Prooving the length of a list under constraint

Dear all,

I am going a bit further in my Coq journey and I am confronted with a new problem.
I don’t exactly know if it’s the property that I have illdefined or if it is the proof process that I miss, si here it is:

I want essentially to prove that a list of booleans where each element is different (unique) has at most a size of 2.

My lemma looks like that :

Lemma there_are_two_bools :
  forall l:list bool, (forall b, In b l -> exists! b2, In b2 l /\ b = b2) -> length l <= 2.

  case l.
  unfold length.

  case l0.
  unfold length.

  case l1.
  unfold length.


At which point I essentially have a 3 elements list (longer than too) but the structure if l has vanished and so I don’t know how to use the unicity condition to show that this case is ill formed.

Many thanks to your intuitions.

Your hypothesis does not state that every element of the list is unique, it is actually a tautology because the existential can be satisfied with the element given as hypothesis:

From Coq Require Import List.

Lemma valid A (l : list A) : forall b, In b l -> exists! b2, In b2 l /\ b = b2.
Proof. intros b b_in_l; exists b; red; intuition. Qed.

In order to state that the list has no duplicate elements you could use the NoDup predicate from the standard library.

Thank you for that very quick anwser.

Could I ask for a bit more?
In particular, what does my hypothesis says?

I mean, if “there exists a unique b2 such that b2 in L and b2 = b” does not provide unicity I am not sure what it means then.

I’ll check NoDup, I guess it’s defined recursively.

Thank you.

b2 is always unique since you ask it to be equal to b, the problem is that this isn’t the unicity you want to talk about.

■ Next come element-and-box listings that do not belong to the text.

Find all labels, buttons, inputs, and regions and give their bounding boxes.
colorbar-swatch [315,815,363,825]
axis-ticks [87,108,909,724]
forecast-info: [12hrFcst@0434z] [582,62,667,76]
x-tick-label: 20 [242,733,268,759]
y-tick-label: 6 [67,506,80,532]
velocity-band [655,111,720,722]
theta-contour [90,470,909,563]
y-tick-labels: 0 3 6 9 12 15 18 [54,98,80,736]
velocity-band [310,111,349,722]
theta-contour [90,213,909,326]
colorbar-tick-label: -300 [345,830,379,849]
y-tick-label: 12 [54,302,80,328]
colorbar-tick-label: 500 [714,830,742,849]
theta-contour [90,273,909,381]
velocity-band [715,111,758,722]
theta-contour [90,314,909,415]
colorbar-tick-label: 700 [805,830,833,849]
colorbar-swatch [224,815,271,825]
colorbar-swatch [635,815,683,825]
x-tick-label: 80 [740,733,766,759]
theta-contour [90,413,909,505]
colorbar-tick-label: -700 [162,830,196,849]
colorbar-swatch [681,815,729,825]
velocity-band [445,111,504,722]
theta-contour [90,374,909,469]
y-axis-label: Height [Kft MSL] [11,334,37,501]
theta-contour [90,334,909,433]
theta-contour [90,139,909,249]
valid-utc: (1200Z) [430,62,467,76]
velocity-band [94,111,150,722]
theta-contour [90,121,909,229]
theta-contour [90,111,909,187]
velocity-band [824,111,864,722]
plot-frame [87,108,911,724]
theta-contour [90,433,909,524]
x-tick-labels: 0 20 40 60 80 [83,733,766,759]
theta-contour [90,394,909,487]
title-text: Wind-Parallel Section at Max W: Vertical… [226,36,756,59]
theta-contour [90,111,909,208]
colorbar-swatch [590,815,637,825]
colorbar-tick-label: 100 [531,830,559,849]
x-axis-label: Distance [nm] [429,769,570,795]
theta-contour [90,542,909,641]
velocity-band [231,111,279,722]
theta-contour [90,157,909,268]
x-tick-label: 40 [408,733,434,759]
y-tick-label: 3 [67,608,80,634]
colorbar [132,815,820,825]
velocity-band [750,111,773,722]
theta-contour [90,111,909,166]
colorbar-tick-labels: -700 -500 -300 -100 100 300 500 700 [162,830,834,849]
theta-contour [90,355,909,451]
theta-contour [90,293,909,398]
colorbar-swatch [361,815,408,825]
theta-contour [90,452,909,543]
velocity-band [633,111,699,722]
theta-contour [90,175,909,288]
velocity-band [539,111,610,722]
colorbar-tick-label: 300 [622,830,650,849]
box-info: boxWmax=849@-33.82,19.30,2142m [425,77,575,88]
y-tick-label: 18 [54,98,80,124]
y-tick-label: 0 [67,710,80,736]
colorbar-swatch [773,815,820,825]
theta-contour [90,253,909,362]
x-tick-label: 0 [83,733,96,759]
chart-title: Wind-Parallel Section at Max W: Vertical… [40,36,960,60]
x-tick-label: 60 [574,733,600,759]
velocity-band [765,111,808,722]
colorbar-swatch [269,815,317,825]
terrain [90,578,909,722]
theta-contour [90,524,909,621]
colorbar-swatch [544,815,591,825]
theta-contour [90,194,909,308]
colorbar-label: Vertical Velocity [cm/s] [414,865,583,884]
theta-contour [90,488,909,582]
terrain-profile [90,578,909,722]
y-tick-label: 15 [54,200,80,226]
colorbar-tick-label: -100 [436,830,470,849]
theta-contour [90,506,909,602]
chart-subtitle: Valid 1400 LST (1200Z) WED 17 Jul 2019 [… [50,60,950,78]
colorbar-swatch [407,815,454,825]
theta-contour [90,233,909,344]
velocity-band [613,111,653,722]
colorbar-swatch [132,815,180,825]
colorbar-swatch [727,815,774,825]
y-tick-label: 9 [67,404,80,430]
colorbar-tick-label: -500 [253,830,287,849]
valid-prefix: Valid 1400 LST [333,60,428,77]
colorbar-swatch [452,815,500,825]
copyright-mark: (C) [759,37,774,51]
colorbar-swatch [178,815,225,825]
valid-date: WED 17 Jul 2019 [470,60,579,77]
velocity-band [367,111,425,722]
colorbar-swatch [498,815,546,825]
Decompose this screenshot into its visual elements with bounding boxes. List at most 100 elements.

You mean something like “there exists a unique i such that the ith element of L is b”.

So, silly question (only partially related) does ‘=’ mean equality or identity in Coq?

And, I think I see what you mean, b could be uniquely set but occur several time in the list on its own (like a pointer thing).

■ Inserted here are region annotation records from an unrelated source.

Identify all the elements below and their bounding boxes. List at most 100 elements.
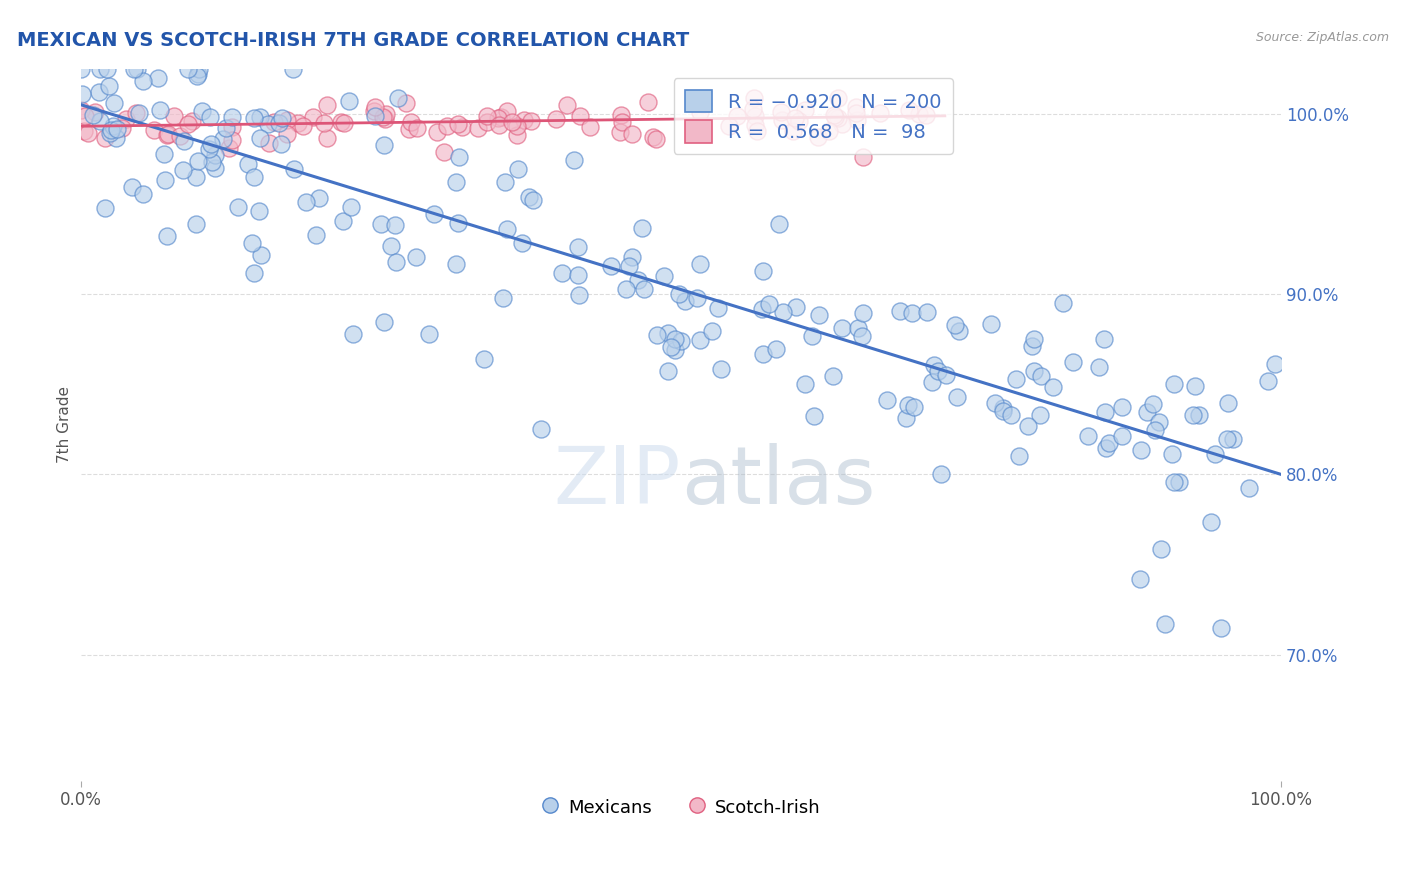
Point: [82, 108, 104, 122]
Point: [785, 111, 807, 125]
Point: [741, 102, 763, 116]
Point: [156, 128, 179, 142]
Point: [433, 145, 456, 159]
Point: [1184, 379, 1206, 393]
Point: [1163, 376, 1185, 391]
Point: [675, 293, 697, 308]
Point: [240, 235, 263, 250]
Point: [380, 239, 402, 253]
Point: [449, 150, 471, 164]
Point: [744, 109, 766, 123]
Point: [371, 110, 394, 124]
Point: [363, 103, 385, 118]
Point: [153, 147, 176, 161]
Point: [276, 113, 298, 128]
Point: [302, 111, 325, 125]
Point: [823, 108, 845, 122]
Point: [363, 109, 385, 123]
Point: [488, 118, 510, 132]
Point: [845, 106, 868, 120]
Point: [643, 129, 665, 144]
Point: [191, 103, 214, 118]
Point: [467, 121, 489, 136]
Point: [506, 162, 529, 177]
Point: [510, 235, 533, 250]
Point: [520, 113, 543, 128]
Point: [316, 131, 339, 145]
Point: [267, 116, 290, 130]
Point: [1029, 409, 1052, 423]
Point: [801, 329, 824, 343]
Point: [668, 287, 690, 301]
Point: [807, 129, 830, 144]
Point: [201, 154, 224, 169]
Point: [903, 400, 925, 414]
Point: [637, 95, 659, 110]
Point: [1017, 419, 1039, 434]
Point: [187, 62, 209, 76]
Point: [243, 112, 266, 126]
Point: [1237, 481, 1260, 495]
Point: [257, 136, 280, 150]
Point: [384, 219, 406, 233]
Point: [617, 259, 640, 273]
Point: [103, 96, 125, 111]
Point: [827, 91, 849, 105]
Point: [69, 62, 91, 76]
Point: [921, 375, 943, 389]
Point: [249, 131, 271, 145]
Point: [226, 200, 249, 214]
Point: [633, 282, 655, 296]
Point: [96, 62, 118, 76]
Point: [1204, 447, 1226, 461]
Point: [852, 306, 875, 320]
Point: [198, 110, 221, 124]
Point: [373, 138, 395, 153]
Point: [426, 125, 449, 139]
Point: [489, 110, 512, 124]
Legend: Mexicans, Scotch-Irish: Mexicans, Scotch-Irish: [534, 789, 828, 825]
Point: [149, 103, 172, 117]
Point: [770, 113, 793, 128]
Point: [221, 133, 243, 147]
Point: [1181, 408, 1204, 422]
Point: [1008, 450, 1031, 464]
Point: [1154, 616, 1177, 631]
Point: [1095, 441, 1118, 455]
Point: [794, 103, 817, 118]
Point: [544, 112, 567, 126]
Point: [204, 148, 226, 162]
Point: [94, 201, 117, 215]
Point: [200, 137, 222, 152]
Point: [725, 109, 748, 123]
Point: [631, 220, 654, 235]
Point: [1111, 400, 1133, 414]
Point: [1136, 405, 1159, 419]
Point: [782, 124, 804, 138]
Point: [243, 266, 266, 280]
Point: [249, 110, 271, 124]
Point: [689, 105, 711, 120]
Point: [418, 326, 440, 341]
Point: [579, 120, 602, 135]
Point: [1168, 475, 1191, 490]
Point: [247, 204, 270, 219]
Point: [758, 297, 780, 311]
Point: [1209, 621, 1232, 635]
Point: [1088, 360, 1111, 375]
Point: [567, 240, 589, 254]
Point: [101, 120, 124, 134]
Point: [89, 113, 111, 128]
Point: [423, 207, 446, 221]
Point: [669, 334, 692, 348]
Point: [177, 62, 200, 76]
Point: [221, 120, 243, 135]
Point: [787, 114, 810, 128]
Point: [295, 195, 318, 210]
Point: [980, 317, 1002, 331]
Point: [517, 190, 540, 204]
Point: [794, 376, 817, 391]
Point: [180, 114, 202, 128]
Point: [772, 305, 794, 319]
Point: [689, 334, 711, 348]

Then my question partly remains, since even with something like NoDup, when I do things like ‘case l’ then I lose grip on ‘NoDup l’ since I have in my hypothesis ‘b0 : bool’ and ‘l0 : list bool’ but nowhere do I have ‘l = b :: l0’ (which is weird to my understanding).

Thank you.

but nowhere do I have l = b :: l0

Then you probably mean using case_eq l (or destruct l eqn:Hl).

does ‘=’ mean equality or identity in Coq?

Yes, by default.

Herbelin, thank you so much.
You made my day.
My proof is still a bit longish I assume compared to what should be possible, but, indeed I managed to prove that my list only has 2 elements.

case_eq is really great.

Though, I have one more question if I may.
When I type case x it just apply case analysis on x in the goal, but when I do case x, x0 it applies it also in the hypothesis.
Is there a reason for that?

Thank you

When I type case x it just apply case analysis on x in the goal, but when I do case x, x0 it applies it also in the hypothesis.
Is there a reason for that?

Huh, probably not a good reason. The tactic case was supposed to evolve towards the semantics of destruct at some time but this was not pursued. As a trace of this case x, x0 is like destruct x, x0. Do case x; case x0 or case x, x0 in |- * if you want to work only on the goal (in the latter case, it will also remove the now useless hypotheses).

Also, I realize that I may have misunderstood your question about “equality or identity”. I thought you were talking about so-called Martin-Löf’s identity type and that you were using identity synonymously to equality. If this was a equation calling to choose between equality(in the sense of a syntactic proposition) or identity (in the sense of “true equality”), then the equal sign is an “equality” predicate, that is, it does not presume that the equality necessarily holds. In particular, we can have “equality” assumptions, which by construction are just assumed and thus have no proof. As for “equality” statements, only those which have a proof are worth be called identity. (But maybe, this was not your question either?)

Thank you for the answer.

I have to say, all these different way of writing things, and sub tactics of sub tactics makes it a bit hard to follow everything.
Often, it feels like the proof is long just because you picked the wrong tactic at after the first intro.

For the equality/identity, it was really just a thought.
On the very moment I didn’t think about the fact that the very same element could occur several time in the list. It’s because I use lists for sets (for some historical reasons) and because since I create everything from scratch, things that could in principle happen do not because the previous function prevents them from happening, though when you want to prove the second function on its own, you have to care about these spurious cases.